Sûrement, mais alors, pourquoi ne pas faire le choix de déposséder les Français vivant dans le même pays depuis plus de 10 ans du droit de vote? La mesure serait temporaire et quand ils reviendraient en France «partager un destin commun», ils récupéreraient leur droit.

Dans un monde idéal, la mesure (du moins dans le cadre de l’UE) pourrait même être facultative: vous, Français qui vivez depuis 18 ans en Autriche, préférez-vous voter là-bas ou en France? Voilà la vraie «citoyenneté de résidence, sans distinction de nationalité» que défendent les signataires d’une lettre au journal Le Monde en défense du vote des étrangers: pas uniquement le vote des citoyens étrangers, mais aussi la suspension de celui des Français non résidents en France depuis plusieurs années (et la possibilité d’un droit de vote dans leur pays d’accueil).

Vivant depuis près de 30 ans en Espagne, les gens me demandent souvent: pourquoi tu ne votes pas en France? Ma réponse est toujours la même: «Je ne me sens ni responsable ni légitime pour le faire.» Responsable car les politiques pour lesquelles j’ai choisi de voter ne s’appliquent pas dans mon cas et légitime car je ne participe pas aux devoirs qui m’autorisent à avoir ce droit.
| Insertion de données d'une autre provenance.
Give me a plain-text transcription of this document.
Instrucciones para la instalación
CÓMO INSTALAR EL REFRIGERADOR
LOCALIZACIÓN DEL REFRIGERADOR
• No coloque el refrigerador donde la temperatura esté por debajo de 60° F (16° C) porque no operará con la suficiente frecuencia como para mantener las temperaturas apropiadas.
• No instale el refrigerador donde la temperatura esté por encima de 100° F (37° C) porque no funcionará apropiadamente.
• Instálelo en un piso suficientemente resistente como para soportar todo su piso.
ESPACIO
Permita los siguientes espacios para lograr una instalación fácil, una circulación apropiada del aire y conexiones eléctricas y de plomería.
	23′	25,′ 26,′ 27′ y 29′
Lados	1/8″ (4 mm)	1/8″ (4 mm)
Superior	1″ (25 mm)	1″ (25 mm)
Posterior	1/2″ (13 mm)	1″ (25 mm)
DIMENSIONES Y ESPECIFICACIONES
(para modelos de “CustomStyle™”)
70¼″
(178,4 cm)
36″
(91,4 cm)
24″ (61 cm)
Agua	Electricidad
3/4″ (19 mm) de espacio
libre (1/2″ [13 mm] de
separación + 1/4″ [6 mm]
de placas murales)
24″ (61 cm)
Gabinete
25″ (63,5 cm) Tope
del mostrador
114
Cela aurait plus de sens que je puisse voter en Espagne (et non en France) sans que cela ne remette en cause ma nationalité à laquelle je suis attaché et qui me ramènera peut-être un jour en France. On peut vouloir participer à la vie politique de son pays d’accueil sans renoncer à sa nationalité (mais à son vote là-bas). Certains ont d’ailleurs la chance de pouvoir le faire en tirant parti du capharnaüm administratif, des circonstances conjoncturelles et de l’incohérence des accords bilatéraux qui donnent droit à la double nationalité.   

Les défenseurs du droit de vote des étrangers devraient pousser leur logique jusqu’au bout et se poser donc la question de ce même droit en ce qui concerne les Français ne vivant pas sur le territoire. «Le principe selon lequel le citoyen est défini uniquement par l’Etat-nation est un principe qui n’a plus lieu d’être», expliquait Pierre Juquin, l’un des premiers à défendre le droit de vote des immigrés dans toutes les élections.

L’UE confirme cette vérité tous les jours à travers des institutions supranationales qui finiront par être les vraies responsables des politiques étatiques. L’Union a d’ailleurs commencé cette saine séparation entre nationalité et citoyenneté grâce au Traité de Maastricht (article 8B-2) qui permet à un Français (ou autre) résidant dans un Etat de l'UE d’y voter pour les listes de ce pays lors des élections européennes. On peut être Français et voter pour les députés italiens si l’on vit dans ce pays et que c’est là que l’on va subir ou profiter des politiques européennes. Cela paraît évident. Pourquoi ne pas étendre ce procédé aux élections législatives et présidentielles?